I would argue that the crux of the moral problem present-day Israel has in balancing its twin commitments to a “Jewish and democratic” state is not simply due to contemporaneous events and causes. This does not mean that the causes Neuberger identified are not critical to understanding the present moment. Nor is there any doubt that an ever-growing Palestinian minority dwelling within the pre-1967 borders of the State as well as millions more Palestinians living after 1967 under an unwelcome Israeli occupation on the West Bank has further intensified the tensions Israel confronts as it struggles with the question of a “Jewish and democratic” nation.

All this is true.
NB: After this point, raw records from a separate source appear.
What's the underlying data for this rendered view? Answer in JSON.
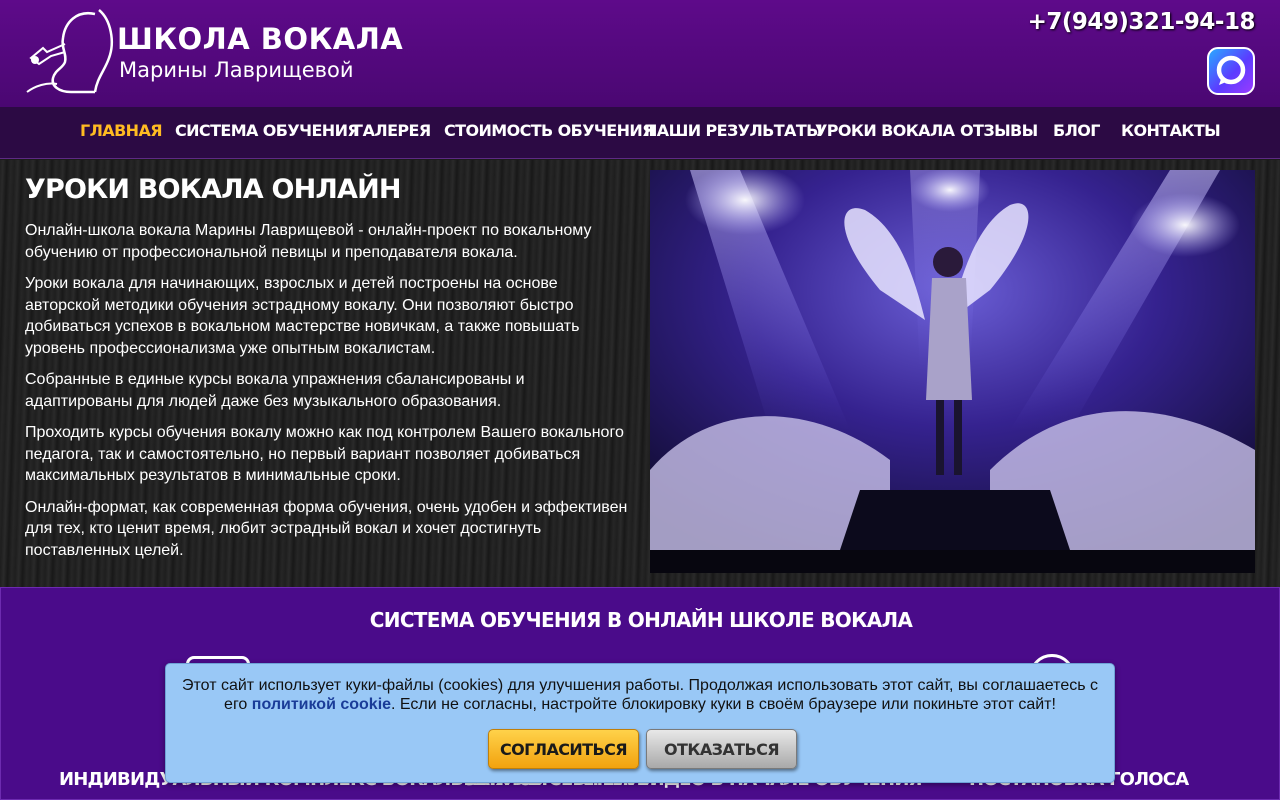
{
  "header": {
    "logo": {
      "line1": "ШКОЛА ВОКАЛА",
      "line2": "Марины Лаврищевой"
    },
    "phone": "+7(949)321-94-18",
    "messenger_icon": "messenger-icon"
  },
  "nav": {
    "items": [
      {
        "label": "ГЛАВНАЯ",
        "active": true
      },
      {
        "label": "СИСТЕМА ОБУЧЕНИЯ",
        "active": false
      },
      {
        "label": "ГАЛЕРЕЯ",
        "active": false
      },
      {
        "label": "СТОИМОСТЬ ОБУЧЕНИЯ",
        "active": false
      },
      {
        "label": "НАШИ РЕЗУЛЬТАТЫ",
        "active": false
      },
      {
        "label": "УРОКИ ВОКАЛА",
        "active": false
      },
      {
        "label": "ОТЗЫВЫ",
        "active": false
      },
      {
        "label": "БЛОГ",
        "active": false
      },
      {
        "label": "КОНТАКТЫ",
        "active": false
      }
    ],
    "active_color": "#ffbb22"
  },
  "main": {
    "title": "УРОКИ ВОКАЛА ОНЛАЙН",
    "paragraphs": [
      "Онлайн-школа вокала Марины Лаврищевой - онлайн-проект по вокальному обучению от профессиональной певицы и преподавателя вокала.",
      "Уроки вокала для начинающих, взрослых и детей построены на основе авторской методики обучения эстрадному вокалу. Они позволяют быстро добиваться успехов в вокальном мастерстве новичкам, а также повышать уровень профессионализма уже опытным вокалистам.",
      "Собранные в единые курсы вокала упражнения сбалансированы и адаптированы для людей даже без музыкального образования.",
      "Проходить курсы обучения вокалу можно как под контролем Вашего вокального педагога, так и самостоятельно, но первый вариант позволяет добиваться максимальных результатов в минимальные сроки.",
      "Онлайн-формат, как современная форма обучения, очень удобен и эффективен для тех, кто ценит время, любит эстрадный вокал и хочет достигнуть поставленных целей."
    ]
  },
  "system": {
    "title": "СИСТЕМА ОБУЧЕНИЯ В ОНЛАЙН ШКОЛЕ ВОКАЛА",
    "columns": [
      {
        "title": "ИНДИВИДУАЛЬНЫЙ КОМПЛЕКС ВОКАЛЬНЫХ УПРАЖНЕНИЙ"
      },
      {
        "title": "ЗАПИСЬ СЕБЯ НА ВИДЕО В НАЧАЛЕ ОБУЧЕНИЯ"
      },
      {
        "title": "ПОСТАНОВКА ГОЛОСА"
      }
    ]
  },
  "cookie": {
    "text_before": "Этот сайт использует куки-файлы (cookies) для улучшения работы. Продолжая использовать этот сайт, вы соглашаетесь с его ",
    "link": "политикой cookie",
    "text_after": ". Если не согласны, настройте блокировку куки в своём браузере или покиньте этот сайт!",
    "accept_label": "СОГЛАСИТЬСЯ",
    "decline_label": "ОТКАЗАТЬСЯ"
  },
  "colors": {
    "header": "#5e0a8a",
    "nav": "#2c0a44",
    "system_bg": "#4a0b8a",
    "cookie_bg": "#99c8f6",
    "accept": "#f2a20e"
  }
}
However, anyone who seeks to comprehend the ethical dilemma in the current situation must not see it as the result of the past few years alone. Rather, the challenge of creating a “Jewish and democratic Israel” has its origins in diverse and unresolved ideological and religious conflicts present at the establishment of the State.

From the start, Rabbi Isaac Halevi Herzog (1888-1959), the first Chief Ashkenazic Rabbi of the State, in his Tekhukah l’yisrael ‘al pi hatorah (A Constitution for Israel According to the Torah) refused to affirm the desirability of democratic values in their own right. He yielded to such values only because the existential reality of his era left him no other option if Israel were to come into existence. The legacy bequeathed by his arguments remains strong today among vast sectors of Israeli da’ti’im (religious group) and serve as an ideological obstacle to those who would create a “Jewish and democratic” state. Indeed, his views contribute to the right-wing nationalistic trajectory of Israeli politics at present. 

At the same time, the authors of Megillat Ha’atzmaut, while surely believing in the “democratic values” they wrote into their Declaration, granted the notion of “Jewishness” hierarchical superiority in the pantheon of values that established the State. To be fair, these secular founders genuinely believed that they could establish a nation in which the “Jewish” character of the State could reside in harmony with the values of liberal democratic societies. However, this “marriage” between “Jewishness and democracy” was viable because the Declaration was made against the backdrop of an Israeli demographic reality in which only 12% of the population of 873,000 was Arab and at a time when the principles of liberal democracy were societally ascendant.

Today, the context is significantly different. Ethnonationalism has manifested itself all over the globe, and challenges to liberal political values are commonplace throughout the world. Political vectors in Israel surely reflect these worldwide trends. Furthermore, the current population of Israel is 9.25 million persons, of whom 2.4 million are non-Jewish. Palestinians now constitute 1/4th as opposed to 1/8th of the population. In short, the Jewish majority has diminished over the decades.

In sum, I do not think that a “Jewish and democratic” Israel is impossible of attainment. However, a strong and secure Jewish majority is as much a prerequisite for the realization of the vision of a “Jewish and democratic” Israel today as it was when the State was created in 1948. Otherwise, the anti-democratic currents present in the writings of Herzog and the hierarchical ordering that assigns “Jewishness” superiority over a moral commitment to equal rights for all the inhabitants of the State will dominate and render the ethical vision of a “Jewish and democratic” Israel incapable of fulfillment. Such an outcome would surely constitute a hilul ha-shem, a “moral blunder” that would stain not only the State but the people Israel.  


This piece is based on a larger article by David Ellenson, “The Ethical Conundrum of a Jewish and Democratic State.” Journal of Jewish Ethics, vol. 6, no. 2, 2021, pp. 164–183. JSTOR. Accessed 4 June 2021.